There was a thread on the riak users mailing list a while back that discussed the overhead of the riak object, estimating it at ~400 bytes per object. However, that was before the new object format was introduced, so it is outdated. Here is a fresh look.
First we need a local client
(node1@127.0.0.1)1> {ok,C}=riak:local_client().
{ok,{riak_client,['node1@127.0.0.1',undefined]}}
Create a new riak object with a 0-byte value
(node1@127.0.0.1)2> Obj = riak_object:new(<<"size">>,<<"key">>,<<>>).

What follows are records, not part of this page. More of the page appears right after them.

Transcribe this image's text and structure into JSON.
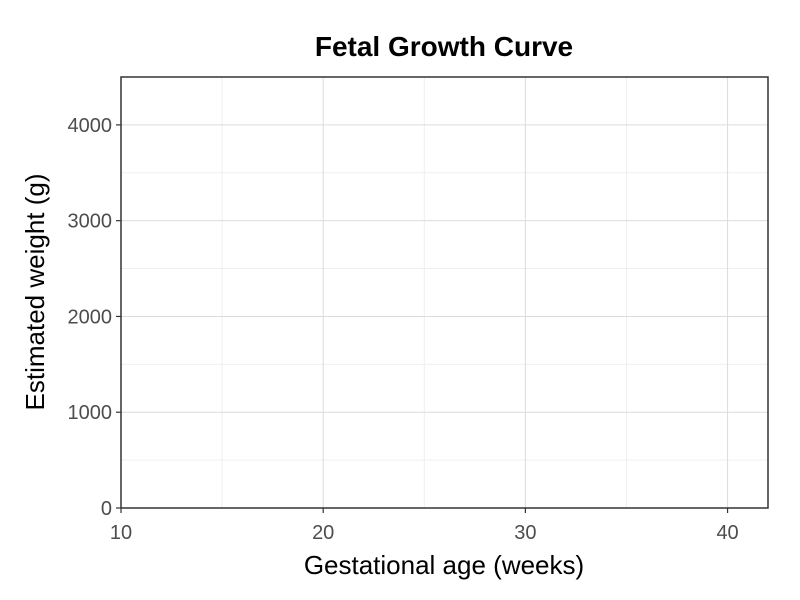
{
  "chart_data": {
    "type": "line",
    "title": "Fetal Growth Curve",
    "xlabel": "Gestational age (weeks)",
    "ylabel": "Estimated weight (g)",
    "xlim": [
      10,
      42
    ],
    "ylim": [
      0,
      4500
    ],
    "x_ticks": [
      10,
      20,
      30,
      40
    ],
    "x_tick_labels": [
      "10",
      "20",
      "30",
      "40"
    ],
    "x_minor_ticks": [
      15,
      25,
      35
    ],
    "y_ticks": [
      0,
      1000,
      2000,
      3000,
      4000
    ],
    "y_tick_labels": [
      "0",
      "1000",
      "2000",
      "3000",
      "4000"
    ],
    "y_minor_ticks": [
      500,
      1500,
      2500,
      3500
    ],
    "grid": true,
    "series": []
  }
}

#r_object{bucket = <<"size">>,key = <<"key">>,
contents = [#r_content{metadata = {dict,0,16,16,8,80,48,
{[],[],[],[],[],[],[],[],[],[],[],[],[],[],...},
{{[],[],[],[],[],[],[],[],[],[],[],[],...}}},
value = <<>>}],
vclock = [],
updatemetadata = {dict,1,16,16,8,80,48,
{[],[],[],[],[],[],[],[],[],[],[],[],[],[],[],...},
{{[],[],[],[],[],[],[],[],[],[],[],[],[],...}}},
updatevalue = undefined}
The object is actually stored in a reduced binary format:
(node1@127.0.0.1)3> byte_size(riak_object:to_binary(v1,Obj)).
36
That is 36 bytes overhead for just the object, but that doesn't include the metadata like last updated time or the version vector, so store it in Riak and check again.

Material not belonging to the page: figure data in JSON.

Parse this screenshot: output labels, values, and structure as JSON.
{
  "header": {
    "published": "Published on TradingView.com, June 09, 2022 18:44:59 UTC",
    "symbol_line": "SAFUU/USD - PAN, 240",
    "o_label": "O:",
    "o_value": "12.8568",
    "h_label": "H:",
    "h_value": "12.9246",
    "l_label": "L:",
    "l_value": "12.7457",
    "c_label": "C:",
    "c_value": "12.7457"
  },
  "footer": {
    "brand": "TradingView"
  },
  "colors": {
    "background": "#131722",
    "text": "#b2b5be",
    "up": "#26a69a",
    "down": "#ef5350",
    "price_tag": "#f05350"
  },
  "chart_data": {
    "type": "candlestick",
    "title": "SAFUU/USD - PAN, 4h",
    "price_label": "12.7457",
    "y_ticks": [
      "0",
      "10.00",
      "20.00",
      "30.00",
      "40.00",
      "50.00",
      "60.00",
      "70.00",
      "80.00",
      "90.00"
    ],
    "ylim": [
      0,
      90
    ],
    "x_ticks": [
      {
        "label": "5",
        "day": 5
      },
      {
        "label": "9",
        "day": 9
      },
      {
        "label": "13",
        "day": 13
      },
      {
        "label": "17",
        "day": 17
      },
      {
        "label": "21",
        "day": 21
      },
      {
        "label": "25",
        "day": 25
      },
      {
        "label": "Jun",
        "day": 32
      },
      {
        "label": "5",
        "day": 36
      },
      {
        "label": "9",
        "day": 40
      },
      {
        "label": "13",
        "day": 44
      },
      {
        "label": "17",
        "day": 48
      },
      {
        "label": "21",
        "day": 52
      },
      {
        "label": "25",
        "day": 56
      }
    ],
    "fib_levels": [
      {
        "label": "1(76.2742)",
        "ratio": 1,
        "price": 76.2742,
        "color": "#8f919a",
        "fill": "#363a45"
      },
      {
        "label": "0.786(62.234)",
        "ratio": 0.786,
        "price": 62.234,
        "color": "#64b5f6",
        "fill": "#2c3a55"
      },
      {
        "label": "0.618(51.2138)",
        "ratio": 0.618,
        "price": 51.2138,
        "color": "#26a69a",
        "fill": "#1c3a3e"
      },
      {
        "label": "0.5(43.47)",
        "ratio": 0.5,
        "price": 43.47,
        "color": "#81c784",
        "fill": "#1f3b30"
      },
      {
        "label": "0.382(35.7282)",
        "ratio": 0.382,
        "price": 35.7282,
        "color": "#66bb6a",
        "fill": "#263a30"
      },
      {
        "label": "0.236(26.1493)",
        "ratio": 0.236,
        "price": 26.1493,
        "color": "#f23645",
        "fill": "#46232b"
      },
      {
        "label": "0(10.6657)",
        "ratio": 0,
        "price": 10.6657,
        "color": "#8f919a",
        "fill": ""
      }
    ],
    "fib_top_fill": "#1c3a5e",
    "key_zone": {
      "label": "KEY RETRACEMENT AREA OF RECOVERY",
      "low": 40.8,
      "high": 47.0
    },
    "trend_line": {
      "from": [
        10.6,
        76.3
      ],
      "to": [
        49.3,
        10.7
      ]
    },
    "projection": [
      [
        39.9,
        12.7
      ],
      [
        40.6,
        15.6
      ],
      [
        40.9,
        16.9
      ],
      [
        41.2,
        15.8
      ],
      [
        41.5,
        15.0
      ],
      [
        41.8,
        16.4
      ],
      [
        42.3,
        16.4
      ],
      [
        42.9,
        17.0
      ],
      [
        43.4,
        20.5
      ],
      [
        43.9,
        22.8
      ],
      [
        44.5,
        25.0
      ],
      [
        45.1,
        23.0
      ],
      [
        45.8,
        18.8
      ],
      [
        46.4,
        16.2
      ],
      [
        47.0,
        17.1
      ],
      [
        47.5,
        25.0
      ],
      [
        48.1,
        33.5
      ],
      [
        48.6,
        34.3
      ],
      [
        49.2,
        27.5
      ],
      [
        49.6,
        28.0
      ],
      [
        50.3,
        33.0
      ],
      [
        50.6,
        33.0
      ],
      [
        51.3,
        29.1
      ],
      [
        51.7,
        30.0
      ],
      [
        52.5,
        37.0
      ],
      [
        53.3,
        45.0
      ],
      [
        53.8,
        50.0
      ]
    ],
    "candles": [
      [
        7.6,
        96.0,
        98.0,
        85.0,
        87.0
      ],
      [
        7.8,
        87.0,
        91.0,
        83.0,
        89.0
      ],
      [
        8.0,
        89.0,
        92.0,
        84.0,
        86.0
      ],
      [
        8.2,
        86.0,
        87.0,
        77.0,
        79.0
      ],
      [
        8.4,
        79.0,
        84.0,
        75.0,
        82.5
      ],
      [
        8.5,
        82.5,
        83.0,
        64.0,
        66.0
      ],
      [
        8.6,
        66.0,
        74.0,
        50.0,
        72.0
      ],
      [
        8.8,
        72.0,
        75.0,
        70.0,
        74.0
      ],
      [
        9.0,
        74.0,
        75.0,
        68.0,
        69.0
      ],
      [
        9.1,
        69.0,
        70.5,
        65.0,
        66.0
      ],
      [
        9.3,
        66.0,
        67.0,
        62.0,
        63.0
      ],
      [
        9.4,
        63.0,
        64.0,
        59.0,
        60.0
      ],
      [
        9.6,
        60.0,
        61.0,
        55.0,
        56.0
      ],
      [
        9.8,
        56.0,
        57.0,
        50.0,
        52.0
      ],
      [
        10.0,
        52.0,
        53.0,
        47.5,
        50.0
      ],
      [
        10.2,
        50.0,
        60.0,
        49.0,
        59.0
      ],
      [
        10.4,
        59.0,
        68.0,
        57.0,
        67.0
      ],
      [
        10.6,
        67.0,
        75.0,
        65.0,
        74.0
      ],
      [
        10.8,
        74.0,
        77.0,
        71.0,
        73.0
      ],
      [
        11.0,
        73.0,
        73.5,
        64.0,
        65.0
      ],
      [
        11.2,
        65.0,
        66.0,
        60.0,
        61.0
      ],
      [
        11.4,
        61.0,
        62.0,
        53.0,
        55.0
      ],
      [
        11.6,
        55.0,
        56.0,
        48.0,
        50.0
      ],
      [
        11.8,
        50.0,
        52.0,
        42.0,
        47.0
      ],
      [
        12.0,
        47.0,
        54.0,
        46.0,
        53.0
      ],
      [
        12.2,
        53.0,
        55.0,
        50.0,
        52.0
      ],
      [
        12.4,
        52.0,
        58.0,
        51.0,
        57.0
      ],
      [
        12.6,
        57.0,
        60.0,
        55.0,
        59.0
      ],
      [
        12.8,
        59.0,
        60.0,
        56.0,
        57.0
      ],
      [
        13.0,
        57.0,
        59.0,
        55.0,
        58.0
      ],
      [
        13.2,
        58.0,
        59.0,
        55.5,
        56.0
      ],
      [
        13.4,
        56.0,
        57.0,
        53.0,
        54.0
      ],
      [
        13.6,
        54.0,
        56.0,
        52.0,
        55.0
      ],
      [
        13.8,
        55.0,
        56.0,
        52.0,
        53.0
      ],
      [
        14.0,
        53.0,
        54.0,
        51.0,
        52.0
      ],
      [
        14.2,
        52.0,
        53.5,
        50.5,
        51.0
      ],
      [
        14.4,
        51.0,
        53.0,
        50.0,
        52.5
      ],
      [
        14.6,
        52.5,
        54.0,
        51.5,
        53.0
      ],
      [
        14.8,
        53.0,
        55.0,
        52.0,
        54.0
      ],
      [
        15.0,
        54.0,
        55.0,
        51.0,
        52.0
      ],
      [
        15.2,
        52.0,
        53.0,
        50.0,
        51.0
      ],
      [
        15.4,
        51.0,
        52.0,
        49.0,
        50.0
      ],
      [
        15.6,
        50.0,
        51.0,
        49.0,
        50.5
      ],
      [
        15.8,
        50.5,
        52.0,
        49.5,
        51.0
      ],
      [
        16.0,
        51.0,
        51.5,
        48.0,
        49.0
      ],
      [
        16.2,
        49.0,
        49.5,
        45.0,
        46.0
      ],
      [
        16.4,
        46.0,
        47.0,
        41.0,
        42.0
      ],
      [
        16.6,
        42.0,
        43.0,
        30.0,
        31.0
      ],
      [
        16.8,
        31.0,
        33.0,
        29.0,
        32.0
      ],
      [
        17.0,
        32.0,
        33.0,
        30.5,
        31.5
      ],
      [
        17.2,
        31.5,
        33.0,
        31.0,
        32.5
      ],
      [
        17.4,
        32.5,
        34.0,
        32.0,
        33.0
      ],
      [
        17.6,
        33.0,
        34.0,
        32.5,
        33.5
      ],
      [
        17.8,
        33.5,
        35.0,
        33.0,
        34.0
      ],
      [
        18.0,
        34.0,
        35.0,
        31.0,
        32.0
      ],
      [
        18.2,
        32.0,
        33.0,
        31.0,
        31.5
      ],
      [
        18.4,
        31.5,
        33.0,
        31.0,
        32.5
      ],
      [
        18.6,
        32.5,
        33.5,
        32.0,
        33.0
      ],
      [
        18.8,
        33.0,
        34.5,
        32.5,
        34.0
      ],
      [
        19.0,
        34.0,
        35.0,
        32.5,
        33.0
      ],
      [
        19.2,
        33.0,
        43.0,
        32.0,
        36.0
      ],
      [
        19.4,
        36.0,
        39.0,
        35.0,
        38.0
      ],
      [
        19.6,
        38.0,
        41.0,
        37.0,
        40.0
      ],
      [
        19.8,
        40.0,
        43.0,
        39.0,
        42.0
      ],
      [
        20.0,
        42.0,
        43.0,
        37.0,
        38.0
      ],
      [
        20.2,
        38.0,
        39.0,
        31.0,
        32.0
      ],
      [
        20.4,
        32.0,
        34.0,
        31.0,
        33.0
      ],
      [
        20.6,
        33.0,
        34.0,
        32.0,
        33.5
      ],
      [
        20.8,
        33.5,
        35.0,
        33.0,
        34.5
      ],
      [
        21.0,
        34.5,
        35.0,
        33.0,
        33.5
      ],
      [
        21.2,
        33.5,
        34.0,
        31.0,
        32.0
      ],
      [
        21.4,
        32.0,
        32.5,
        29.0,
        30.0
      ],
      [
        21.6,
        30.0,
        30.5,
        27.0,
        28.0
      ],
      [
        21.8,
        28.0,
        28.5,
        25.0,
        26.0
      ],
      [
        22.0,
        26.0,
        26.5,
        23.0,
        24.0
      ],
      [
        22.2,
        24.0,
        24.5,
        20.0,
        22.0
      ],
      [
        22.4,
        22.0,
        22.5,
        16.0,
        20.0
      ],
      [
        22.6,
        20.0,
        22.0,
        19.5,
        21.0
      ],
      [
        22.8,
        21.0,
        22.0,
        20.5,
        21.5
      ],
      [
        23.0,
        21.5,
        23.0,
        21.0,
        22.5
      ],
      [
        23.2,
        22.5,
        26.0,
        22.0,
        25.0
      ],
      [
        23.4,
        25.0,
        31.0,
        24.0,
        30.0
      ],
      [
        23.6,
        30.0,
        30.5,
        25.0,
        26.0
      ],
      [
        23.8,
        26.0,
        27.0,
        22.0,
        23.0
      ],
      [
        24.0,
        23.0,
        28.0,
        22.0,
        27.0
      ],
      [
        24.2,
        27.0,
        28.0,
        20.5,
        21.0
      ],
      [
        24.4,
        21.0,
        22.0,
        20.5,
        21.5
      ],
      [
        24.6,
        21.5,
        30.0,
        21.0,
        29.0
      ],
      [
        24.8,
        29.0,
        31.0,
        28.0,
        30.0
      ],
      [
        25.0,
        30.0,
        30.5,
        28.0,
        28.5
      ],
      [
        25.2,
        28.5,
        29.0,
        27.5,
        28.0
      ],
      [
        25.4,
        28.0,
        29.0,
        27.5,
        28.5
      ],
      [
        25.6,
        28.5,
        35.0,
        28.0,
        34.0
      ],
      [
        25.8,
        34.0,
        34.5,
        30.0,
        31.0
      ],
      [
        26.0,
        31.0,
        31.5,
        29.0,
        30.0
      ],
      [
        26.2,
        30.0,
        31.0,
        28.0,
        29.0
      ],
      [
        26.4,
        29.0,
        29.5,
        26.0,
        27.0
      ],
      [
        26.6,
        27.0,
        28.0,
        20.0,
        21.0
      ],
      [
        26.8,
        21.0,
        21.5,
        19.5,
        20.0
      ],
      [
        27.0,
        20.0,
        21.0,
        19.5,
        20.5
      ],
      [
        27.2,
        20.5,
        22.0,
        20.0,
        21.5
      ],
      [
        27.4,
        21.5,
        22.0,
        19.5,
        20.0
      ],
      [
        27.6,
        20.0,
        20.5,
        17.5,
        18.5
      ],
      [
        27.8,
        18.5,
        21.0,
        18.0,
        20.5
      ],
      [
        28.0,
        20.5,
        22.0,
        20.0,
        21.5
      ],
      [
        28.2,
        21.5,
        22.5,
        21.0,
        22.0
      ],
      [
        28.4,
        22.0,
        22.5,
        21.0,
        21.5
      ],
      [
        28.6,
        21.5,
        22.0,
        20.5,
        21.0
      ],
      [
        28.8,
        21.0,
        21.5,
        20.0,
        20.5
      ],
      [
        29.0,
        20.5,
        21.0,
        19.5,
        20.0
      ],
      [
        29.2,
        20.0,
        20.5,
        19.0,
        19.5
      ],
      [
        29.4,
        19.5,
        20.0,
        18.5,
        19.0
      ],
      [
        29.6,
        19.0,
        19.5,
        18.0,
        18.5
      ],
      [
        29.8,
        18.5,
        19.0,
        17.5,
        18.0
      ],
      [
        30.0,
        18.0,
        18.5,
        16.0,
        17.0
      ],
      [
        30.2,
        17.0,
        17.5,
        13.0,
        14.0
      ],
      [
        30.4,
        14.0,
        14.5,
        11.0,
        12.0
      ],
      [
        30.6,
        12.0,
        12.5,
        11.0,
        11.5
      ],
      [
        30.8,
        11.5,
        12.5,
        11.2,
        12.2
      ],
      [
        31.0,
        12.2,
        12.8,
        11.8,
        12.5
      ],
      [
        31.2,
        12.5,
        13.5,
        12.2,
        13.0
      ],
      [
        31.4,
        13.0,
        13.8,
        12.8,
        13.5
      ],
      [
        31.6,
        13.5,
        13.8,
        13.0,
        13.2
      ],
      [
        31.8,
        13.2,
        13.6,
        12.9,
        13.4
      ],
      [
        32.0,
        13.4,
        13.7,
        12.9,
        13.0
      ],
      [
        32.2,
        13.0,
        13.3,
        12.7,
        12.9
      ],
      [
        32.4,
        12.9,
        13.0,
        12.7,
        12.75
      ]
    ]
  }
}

(node1@127.0.0.1)4> C:put(Obj).
ok
(node1@127.0.0.1)5> {ok,Obj1} = C:get(<<"size">>,<<"key">>).
{ok, #r_object{bucket = <<"size">>,key = <<"key">>,
contents = [#r_content{metadata = {dict,3,16,16,8,80,48,
{[],[],[],[],[],[],[],[],[],[],[],[],[],[],...},
{{[],[],[],[],[],[],[],[],[],[],[[...]],[...],...}}},
value = <<>>}],
vclock = [{<<204,153,66,25,119,94,124,200,0,0,156,65>>,
{3,63654324108}}],
updatemetadata = {dict,1,16,16,8,80,48,
{[],[],[],[],[],[],[],[],[],[],[],[],[],[],[],...},
{{[],[],[],[],[],[],[],[],[],[],[],[],[],...}}},
updatevalue = undefined}}
(node1@127.0.0.1)6> byte_size(riak_object:to_binary(v1,Obj)).
110
Now it is 110 bytes overhead for an empty object with a single entry in the version vector. If a subsequent put of the object is coordinated by a different vnode, it will add another entry. I've selected the bucket and key names so that the local node is not a member of the preflist, so the second put has a fair probability of being coordinated by a different node.

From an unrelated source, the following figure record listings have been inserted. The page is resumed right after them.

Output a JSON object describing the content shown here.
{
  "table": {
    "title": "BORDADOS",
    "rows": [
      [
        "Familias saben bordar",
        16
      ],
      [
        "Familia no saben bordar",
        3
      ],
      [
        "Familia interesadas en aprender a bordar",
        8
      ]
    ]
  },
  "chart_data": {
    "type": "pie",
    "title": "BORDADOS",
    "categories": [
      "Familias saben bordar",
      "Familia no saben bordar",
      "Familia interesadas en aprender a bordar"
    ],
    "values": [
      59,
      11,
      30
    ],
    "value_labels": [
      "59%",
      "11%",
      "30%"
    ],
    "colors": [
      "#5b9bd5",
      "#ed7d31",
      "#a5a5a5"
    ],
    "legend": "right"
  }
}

(node1@127.0.0.1)7> C:put(Obj1).
ok
(node1@127.0.0.1)8> {ok,Obj2} = C:get(<<"size">>,<<"key">>).
{ok, #r_object{bucket = <<"size">>,key = <<"key">>,
contents = [#r_content{metadata = {dict,3,16,16,8,80,48,
{[],[],[],[],[],[],[],[],[],[],[],[],[],[],...},
{{[],[],[],[],[],[],[],[],[],[],[[...]],[...],...}}},
value = <<>>}],
vclock = [{<<204,153,66,25,119,94,124,200,0,0,156,65>>,
{3,63654324108}},
{<<85,123,36,24,254,22,162,159,0,0,78,33>>,{1,63654324651}}],
updatemetadata = {dict,1,16,16,8,80,48,
{[],[],[],[],[],[],[],[],[],[],[],[],[],[],[],...},
{{[],[],[],[],[],[],[],[],[],[],[],[],[],...}}},
updatevalue = undefined}}
(node1@127.0.0.1)9> byte_size(riak_object:to_binary(v1,Obj2)).
141
Which is another 31 bytes added for an additional entry in the version vector.
These numbers don't include storing the actual bucket and key names with the value, or Bitcask storing them again in a hint file, so the actual space on disk would then be 2x(bucketname size + keyname size) + value overhead + file structure overhead + checksum/hash size
If you're using bitcask, there is a calculator in the documentation that will help you estimate disk and memory requirements: http://docs.basho.com/riak/kv/2.2.0/setup/planning/bitcask-capacity-calc/
If you use eLevelDB, you have the option of snappy compression which could reduce the size on disk.